Camuflar dores para lidar com a ferida do outro é destaque na realidade dos profissionais da saúde mental
Há mais de um ano enfrentando a pandemia do novo coronavírus e ultrapassando a marca de 550 mil mortos, o Brasil vive um dos seus piores momentos. Mesmo aqueles que não foram acometidos diretamente, conquistando o privilégio de respirar, tiveram de lidar com os demais efeitos do vírus, como o isolamento social.
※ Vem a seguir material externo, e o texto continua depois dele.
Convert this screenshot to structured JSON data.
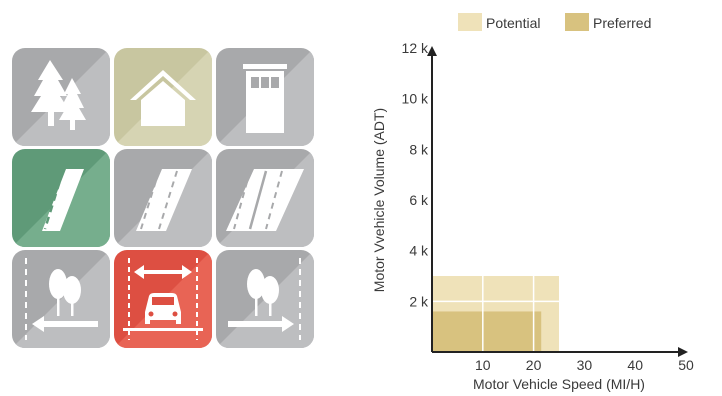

A adaptação a esse novo normal, onde uma das consequências do afeto é a perda, trouxe um desfecho drástico a um povo tão caloroso, e, como nunca antes visto, ouviu-se falar de saúde mental.
Com agendas cheias e rotinas agitadas, os psicólogos conseguiram encontrar sua valorização em meio ao caos, em uma realidade e demanda um tanto quanto incomuns. “Há um mês, eu realmente me senti exausta e precisei parar um pouquinho, precisei tirar alguns dias para mim”, alegou a psicóloga Sandra Filatro, 51, formada pela Universidade Católica de Santos e pós-graduada na Universidade de Campinas, em relação à sua atuação durante a pandemia.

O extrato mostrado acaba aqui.